Animal models are troublesome to study the long-term effects of sleep fragmentation. The sleep quality is a bio-psycho-social parameter that may never be evaluated in animal models; for example, as we refer to excessive daytime sleepiness, the subject is asked whether the sleepiness occurs in the passive state such as resting periods or during the active periods such as work-time or social interactions. Moreover, the sleep architecture, ultradian rhythm or sleep quality may not be assessed in animal models. In our study, the effects of apnea or hypopnea on sleep quality or daytime sleepiness did not differ. This might have several reasons; first of all, all PSG were done elsewhere, our otolaryngology clinic is not capable to perform full-night attended PSG. This situation has some major drawbacks; it is impossible to mark each breath disorders epoch by epoch on the screen of the test computer, but we rather have a brief report of the night. This makes it impossible to calculate the duration of the respiratory events. Therefore, we only could compare the nature of the events by their scores or numbers (Table 1). Secondly, there are some other factors that may interfere with the sleep architecture such as drops in the oxygen levels; not every subject has the same decreasement in their oxyhemoglobine when they have the same level and duration of airway collapse. Thirdly, limb movements also disrupt the sleep quality and impede normal daytime cognitive functions.

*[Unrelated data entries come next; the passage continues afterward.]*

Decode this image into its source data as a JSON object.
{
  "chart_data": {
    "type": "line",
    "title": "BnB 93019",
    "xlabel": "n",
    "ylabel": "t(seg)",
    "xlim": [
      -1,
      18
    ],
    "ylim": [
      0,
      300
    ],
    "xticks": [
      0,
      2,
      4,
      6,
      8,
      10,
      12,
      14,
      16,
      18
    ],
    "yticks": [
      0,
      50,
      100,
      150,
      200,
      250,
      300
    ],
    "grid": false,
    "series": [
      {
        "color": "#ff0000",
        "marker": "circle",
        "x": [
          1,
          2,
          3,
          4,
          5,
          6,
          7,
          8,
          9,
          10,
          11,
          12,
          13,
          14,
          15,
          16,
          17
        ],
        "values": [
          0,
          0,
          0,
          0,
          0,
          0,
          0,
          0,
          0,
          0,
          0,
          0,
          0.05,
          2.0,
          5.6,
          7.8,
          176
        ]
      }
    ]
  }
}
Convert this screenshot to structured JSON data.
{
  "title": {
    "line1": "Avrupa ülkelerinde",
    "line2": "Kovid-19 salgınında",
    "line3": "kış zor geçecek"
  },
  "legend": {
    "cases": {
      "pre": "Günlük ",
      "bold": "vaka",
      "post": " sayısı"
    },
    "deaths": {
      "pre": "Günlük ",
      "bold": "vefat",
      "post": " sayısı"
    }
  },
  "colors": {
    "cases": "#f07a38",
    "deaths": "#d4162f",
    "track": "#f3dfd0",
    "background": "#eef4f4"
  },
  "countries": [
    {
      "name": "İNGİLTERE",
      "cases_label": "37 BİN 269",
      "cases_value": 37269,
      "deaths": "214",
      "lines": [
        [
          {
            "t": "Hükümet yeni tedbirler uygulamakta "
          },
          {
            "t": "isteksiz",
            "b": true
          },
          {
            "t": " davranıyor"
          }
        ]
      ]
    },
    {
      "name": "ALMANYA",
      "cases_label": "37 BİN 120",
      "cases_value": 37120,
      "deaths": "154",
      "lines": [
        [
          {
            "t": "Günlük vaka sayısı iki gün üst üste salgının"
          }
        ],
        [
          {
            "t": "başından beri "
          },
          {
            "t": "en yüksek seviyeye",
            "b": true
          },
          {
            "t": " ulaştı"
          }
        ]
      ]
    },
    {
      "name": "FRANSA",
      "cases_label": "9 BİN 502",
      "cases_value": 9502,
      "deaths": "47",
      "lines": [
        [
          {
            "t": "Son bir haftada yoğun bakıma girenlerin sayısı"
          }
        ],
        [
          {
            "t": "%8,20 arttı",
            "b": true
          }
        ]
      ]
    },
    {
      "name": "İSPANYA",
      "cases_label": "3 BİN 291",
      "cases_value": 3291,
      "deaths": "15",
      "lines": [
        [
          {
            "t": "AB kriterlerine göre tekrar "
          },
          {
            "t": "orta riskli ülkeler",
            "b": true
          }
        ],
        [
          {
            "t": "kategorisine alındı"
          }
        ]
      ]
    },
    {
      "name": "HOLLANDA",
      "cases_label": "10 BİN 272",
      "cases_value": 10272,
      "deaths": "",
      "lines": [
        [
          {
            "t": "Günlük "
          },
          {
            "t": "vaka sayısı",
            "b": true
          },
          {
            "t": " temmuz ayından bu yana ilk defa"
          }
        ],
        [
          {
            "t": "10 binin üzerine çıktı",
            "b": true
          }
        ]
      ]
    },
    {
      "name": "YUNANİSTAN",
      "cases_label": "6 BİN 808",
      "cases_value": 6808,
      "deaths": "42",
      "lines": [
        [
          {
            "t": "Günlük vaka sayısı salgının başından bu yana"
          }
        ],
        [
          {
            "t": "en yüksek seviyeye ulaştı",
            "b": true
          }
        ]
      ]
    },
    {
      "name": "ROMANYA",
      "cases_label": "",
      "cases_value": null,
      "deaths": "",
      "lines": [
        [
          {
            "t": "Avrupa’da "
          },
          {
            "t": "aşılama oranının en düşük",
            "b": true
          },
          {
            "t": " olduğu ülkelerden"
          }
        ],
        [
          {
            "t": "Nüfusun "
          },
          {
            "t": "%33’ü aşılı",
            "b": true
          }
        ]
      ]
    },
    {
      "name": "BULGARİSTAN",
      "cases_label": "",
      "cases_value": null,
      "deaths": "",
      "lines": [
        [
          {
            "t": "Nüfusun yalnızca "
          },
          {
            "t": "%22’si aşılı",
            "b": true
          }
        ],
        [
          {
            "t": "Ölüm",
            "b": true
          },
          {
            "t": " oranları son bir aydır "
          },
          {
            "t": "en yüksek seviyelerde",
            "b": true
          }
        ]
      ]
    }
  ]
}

Finally, arousals are another issue to study; if OSA is recently developed in the subject, the peripheric chemoreceptors detecting the airflow cessation are more sensitive and arousal happens imminently, if the disease is longer the receptors may become insensitive that happens in sleep continuity despite the airflow cessation. Nonetheless, to best of our knowledge, there is no other study that tried to investigate the effects of apnea of hypopnea individually on sleep quality or daytime sleepiness.
Conclusion
The effects of apnea and hypopnea are similar on sleep quality or daytime sleepiness, however further studies also investigating the duration of the events as well are needed.